Center Stage se décompose de façon non-linéaire entre ce qui tient de l’histoire racontée et ce qui tient du commentaire sur la manière de la raconter. L’histoire racontée est celle du milieu sclérosé et malsain du Hollywood chinois des années 1930, les studios Lianhua, à travers la figure tragique d’une actrice morte au sommet de sa gloire. Stanley Kwan joue avec le noir et blanc pour imiter le style documentaire. À plusieurs reprises, on est transporté entre le Hong Kong des années 1990 et le Shanghai des années 1930. Le film se présente comme une série de tableaux, des reconstitutions mêlées, parfois — lorsque la scène des années 1930 a besoin d’être éclairée pour le spectateur d’aujourd’hui — à des images d’archives montrant la vraie Ruan Lingyu à l’œuvre. Une femme belle, convoitée, proprement majestueuse, « majestueuse » dans un sens plus trouble qu’il n’y paraît. Le portrait des années 1930 est un rêve fiévreux en teintes jaunes et bleues. Les nuances dorées idéalisent les scènes de dîner, de bal, les reconstitutions d’époque ; elles complimentent les visages et les formes, et s’associent à l’éclat flouté propre au cinéma hongkongais, qui travaille ce flou pour déconstruire le mouvement, comme s’il fallait mettre en crise la netteté même de l’image. Dans les interstices, tout le reste est bleu. Ce qui n’est pas idéalisé, dans le milieu bourgeois des studios Lianhua, présage au contraire des perversions dans l’envers du décor. Celles dont Ruan Lingyu est la victime attitrée dans l’histoire rejouée qui s’étale sur environ cinq ans.
« Redresse-toi et fume, redresse-toi et bois — ce ne sont que des poses. »
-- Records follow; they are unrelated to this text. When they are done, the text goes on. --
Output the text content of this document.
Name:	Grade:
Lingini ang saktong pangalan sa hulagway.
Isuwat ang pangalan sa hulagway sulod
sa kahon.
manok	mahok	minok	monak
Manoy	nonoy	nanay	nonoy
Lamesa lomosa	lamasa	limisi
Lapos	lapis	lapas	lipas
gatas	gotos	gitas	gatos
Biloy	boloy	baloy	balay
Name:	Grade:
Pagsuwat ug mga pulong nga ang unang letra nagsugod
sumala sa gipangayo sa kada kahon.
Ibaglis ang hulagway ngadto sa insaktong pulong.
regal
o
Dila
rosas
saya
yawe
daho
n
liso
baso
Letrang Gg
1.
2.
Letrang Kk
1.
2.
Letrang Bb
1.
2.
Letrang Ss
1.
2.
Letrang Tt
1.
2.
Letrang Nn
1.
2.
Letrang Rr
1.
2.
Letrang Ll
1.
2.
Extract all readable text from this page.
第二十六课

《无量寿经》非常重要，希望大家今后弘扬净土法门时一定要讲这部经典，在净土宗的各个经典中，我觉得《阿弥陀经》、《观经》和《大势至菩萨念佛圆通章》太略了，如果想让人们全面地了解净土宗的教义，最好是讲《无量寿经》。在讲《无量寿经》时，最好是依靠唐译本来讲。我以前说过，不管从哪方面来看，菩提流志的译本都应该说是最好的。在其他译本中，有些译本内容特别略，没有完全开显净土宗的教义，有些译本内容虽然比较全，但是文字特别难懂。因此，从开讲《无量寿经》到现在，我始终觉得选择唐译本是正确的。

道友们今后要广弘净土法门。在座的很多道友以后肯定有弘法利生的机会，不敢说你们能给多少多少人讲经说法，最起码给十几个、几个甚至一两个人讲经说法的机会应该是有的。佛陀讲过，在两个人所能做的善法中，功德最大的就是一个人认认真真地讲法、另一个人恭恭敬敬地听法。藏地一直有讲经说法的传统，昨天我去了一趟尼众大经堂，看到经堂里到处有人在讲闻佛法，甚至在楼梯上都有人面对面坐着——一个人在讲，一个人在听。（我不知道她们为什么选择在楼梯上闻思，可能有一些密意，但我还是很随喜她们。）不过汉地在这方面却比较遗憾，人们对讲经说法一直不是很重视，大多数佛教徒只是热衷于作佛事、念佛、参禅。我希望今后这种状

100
Au cours de ces cinq années, elle est passée au crible par le regard dominateur de trois hommes, chacun porteur d’une vision singulière de la femme. Le triptyque amoureux dans la vie d’actrice de Ruan n’est pas pour autant la seule cause de sa mort identitaire. Elle l’écrit elle-même dans sa lettre d’adieu. Le quatrième acteur de ce regard inquisiteur, c’est la société, c’est le public fou, la foule de ragots qui la dévore et l’expose au grand jour. Elle y est forcément perdante. Si les rumeurs sont fausses, son image publique est détruite à tort. Si elles sont vraies, ses secrets sont éventrés, révélés à tous, comme son cadavre dans son suaire coloré. Au moment même où sa carrière décolle, l’étoile montante du Hollywood chinois veut montrer qu’elle n’est pas un cliché d’elle-même, qu’elle peut être lionne autant que cygne. Elle veut jouer des paysannes, des prolétaires, des révolutionnaires. Mais sa rébellion à l’écran est toujours soumise aux lois masculines. Sa rébellion n’est que feinte. « Ce ne sont que des poses. » Un idéal inatteignable, dont l’impossibilité est confirmée dans un des tableaux finaux : Ruan, déjà rentrée chez elle, est filmée depuis l’extérieur, à travers la fenêtre, et le surcadrage enferme sa silhouette jaune rayonnante (la fenêtre devient un écran de télévision) dans un environnement bleu, terne, sinistre. Même au seuil de sa mort, Ruan est filmée de l’extérieur, perçue par le regard voyeur du spectateur, qui reproduit malgré lui le schéma de perversion qui l’astreint à sa pantomime infernale. Sa mort est un spectacle.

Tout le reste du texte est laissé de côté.